Nonetheless, despite all the incidents which they seem to go through, ‘these bodies do not at all have the appearance of suffering,’ points out Dick Tomasovic. ‘There is no psychology in these characters. We are really dealing with the same logic as that found in cartoons.’ A little like when Tweety Pie plays the worst tricks on Sylvester. The latter explodes, burns, falls, smashes his head against tree trunks, takes blows from a baseball bat, etc. but always ends up picking himself up without ever grimacing in pain.
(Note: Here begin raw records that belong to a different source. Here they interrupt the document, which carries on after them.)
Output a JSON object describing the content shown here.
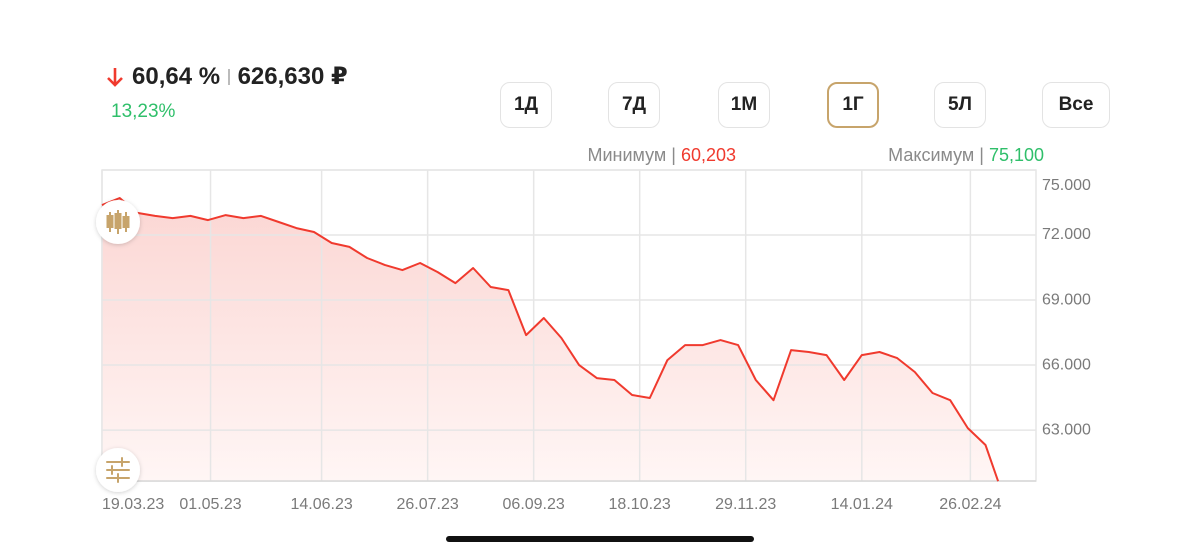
{
  "header": {
    "change_percent": "60,64 %",
    "price": "626,630 ₽",
    "yield": "13,23%"
  },
  "periods": [
    "1Д",
    "7Д",
    "1М",
    "1Г",
    "5Л",
    "Все"
  ],
  "selected_period": 3,
  "range": {
    "min_label": "Минимум",
    "min_value": "60,203",
    "max_label": "Максимум",
    "max_value": "75,100"
  },
  "chart_data": {
    "type": "line",
    "x": [
      "19.03.23",
      "26.03.23",
      "02.04.23",
      "09.04.23",
      "16.04.23",
      "23.04.23",
      "30.04.23",
      "07.05.23",
      "14.05.23",
      "21.05.23",
      "28.05.23",
      "04.06.23",
      "11.06.23",
      "18.06.23",
      "25.06.23",
      "02.07.23",
      "09.07.23",
      "16.07.23",
      "23.07.23",
      "30.07.23",
      "06.08.23",
      "13.08.23",
      "20.08.23",
      "27.08.23",
      "03.09.23",
      "10.09.23",
      "17.09.23",
      "24.09.23",
      "01.10.23",
      "08.10.23",
      "15.10.23",
      "22.10.23",
      "29.10.23",
      "05.11.23",
      "12.11.23",
      "19.11.23",
      "26.11.23",
      "03.12.23",
      "10.12.23",
      "17.12.23",
      "24.12.23",
      "31.12.23",
      "07.01.24",
      "14.01.24",
      "21.01.24",
      "28.01.24",
      "04.02.24",
      "11.02.24",
      "18.02.24",
      "25.02.24",
      "03.03.24",
      "08.03.24"
    ],
    "values": [
      73.38,
      73.71,
      73.02,
      72.88,
      72.78,
      72.88,
      72.69,
      72.92,
      72.78,
      72.88,
      72.6,
      72.32,
      72.14,
      71.63,
      71.45,
      70.94,
      70.62,
      70.38,
      70.71,
      70.29,
      69.78,
      70.48,
      69.6,
      69.46,
      67.38,
      68.17,
      67.25,
      66.0,
      65.4,
      65.31,
      64.62,
      64.48,
      66.23,
      66.92,
      66.92,
      67.15,
      66.92,
      65.31,
      64.38,
      66.69,
      66.6,
      66.46,
      65.31,
      66.46,
      66.6,
      66.32,
      65.68,
      64.71,
      64.38,
      63.09,
      62.31,
      60.64
    ],
    "color": "#f03a2e",
    "xlim": [
      "19.03.23",
      "23.03.24"
    ],
    "xticks": [
      "19.03.23",
      "01.05.23",
      "14.06.23",
      "26.07.23",
      "06.09.23",
      "18.10.23",
      "29.11.23",
      "14.01.24",
      "26.02.24"
    ],
    "ylim": [
      60.65,
      75
    ],
    "yticks": [
      {
        "value": 75,
        "label": "75.000"
      },
      {
        "value": 72,
        "label": "72.000"
      },
      {
        "value": 69,
        "label": "69.000"
      },
      {
        "value": 66,
        "label": "66.000"
      },
      {
        "value": 63,
        "label": "63.000"
      }
    ],
    "grid": true
  }
}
This ‘cartoon aspect’ found in the work of Méliès leads Dick Tomasovic to say that the former was not only a magician of images, but also an ‘animator.’ ‘We find in him the premises of an aesthetic which we would discover later in animated cinema,’ he thinks. ‘The way he treats bodies, animating them by making them move also curiously resembles the technique of pixilation, which consists of ‘animating’ living bodies or objects in filming them image by image.’


The last of the conjurors

The director obviously does not forget his roots. The ‘fantastic’ figures which he makes use of on the screen are strongly inspired by his past as a conjuror. As when he exercised his talents on the boards of the Paris Robert-Houdin theatre, the optical illusions and doctored images are ever present. ‘He made films with doctored scenes, but he was to completely modify his relationship with magic. The nature of the illusion changes and is placed at the service of narration. Conjuring brings with it a problem of credibility. People ask themselves: how is it done? In his films, on the on the other hand, we no longer ask the question ‘how?’ but instead ‘why?’ It is always a question of dazzling, surprising and astounding the spectator, but by immersing him or her in a magical and marvellous story.’